Journal of Clinical Oncology, Vol 17, Issue 7
(July), 1999: 1988
© 1999 American Society for Clinical Oncology
Epirubicin Plus Tamoxifen Versus Tamoxifen Alone in Node-Positive Postmenopausal Patients With Breast Cancer: A Randomized Trial of the International Collaborative Cancer Group
J.A. Wils,
J.M. Bliss,
M. Marty,
G. Coombes,
C. Fontaine,
F. Morvan,
T. Olmos,
F.R. Pérez-López,
P. Vassilopoulos,
E. Woods,
R.C. Coombes,
for the International Collaborative Cancer Group
From the Laurentius Hospital, Roermond, the Netherlands; The Institute of Cancer Research, Sutton, and the Department of Medical Oncology and ICCG Data Centre, Charing Cross Hospital, London, United Kingdom; Hôpital St Louis, Paris, and Center Hospitalier René Dubos, Pontoise, France; Akademisch Ziekenhuis Vrije Universiteit Brussel, Brussels, Belgium; Instituto Valenciano de Oncologia, Valencia, and Hospital Clinico Universitario, Zaragoza, Spain; and St Savvas Hospital, Athens, Greece.
Address reprint requests to J.M. Bliss, c/o, ICCG Data Centre, Department of Medical Oncology, Charing Cross Hospital, Fulham Palace Road, London, United Kingdom W6 8RF.
PURPOSE: To assess whether the addition of epirubicin (EPI) therapy to prolonged treatment with tamoxifen (TAM) improves relapse-free and overall survival in postmenopausal women with node-positive primary breast cancer.
PATIENTS AND METHODS: Six hundred four patients entered onto a randomized clinical trial were allocated to receive TAM 20 mg/d for 4 years or TAM 20 mg/d for 4 years plus EPI 50 mg/m2 intravenously on days 1 and 8 every 4 weeks for six cycles. Analysis was performed according to allocated treatment, with all randomized patients included (intention to treat), irrespective of eligibility status.

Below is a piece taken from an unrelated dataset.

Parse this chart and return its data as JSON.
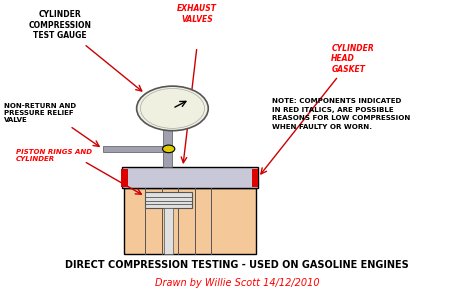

RESULTS: After a median follow-up period of 5.7 years, an improvement in relapse-free survival (RFS) was observed for the TAM and EPItreated patients, compared with those who received TAM alone. The unadjusted hazard ratio was 0.72 (95% confidence interval, 0.54 to 0.96), with a corresponding reduction in the odds of recurrence of 27.9% (SD, 12.3), which was statistically significant (P = .023). Adjustment for prognostic and/or predictive factors did not materially affect the hazard ratio. No difference was observed in terms of overall survival (reduction in odds of death, 11.9% [SD, 16.3]; P = .46). Combined chemohormonal treatment was associated with a higher incidence of acute side effects but without a clear increase in long-term cardiotoxicity. Twelve nonbreast second malignancies, including five hematologic malignancies (two of which were cases of acute myelogenous leukemia), were observed.
CONCLUSION: The data show that combined chemohormonal treatment reduces the risk of relapse in postmenopausal patients with node-positive breast cancer. No evidence was found, however, for an improvement in overall survival. The size of benefit observed for both outcomes was consistent with that reported in the Early Breast Cancer Trialists' Collaborative Group overview. The trial presented here, however, provides the first report of an improvement in RFS associated with the provision of a single cytotoxic drug in addition to prolonged TAM.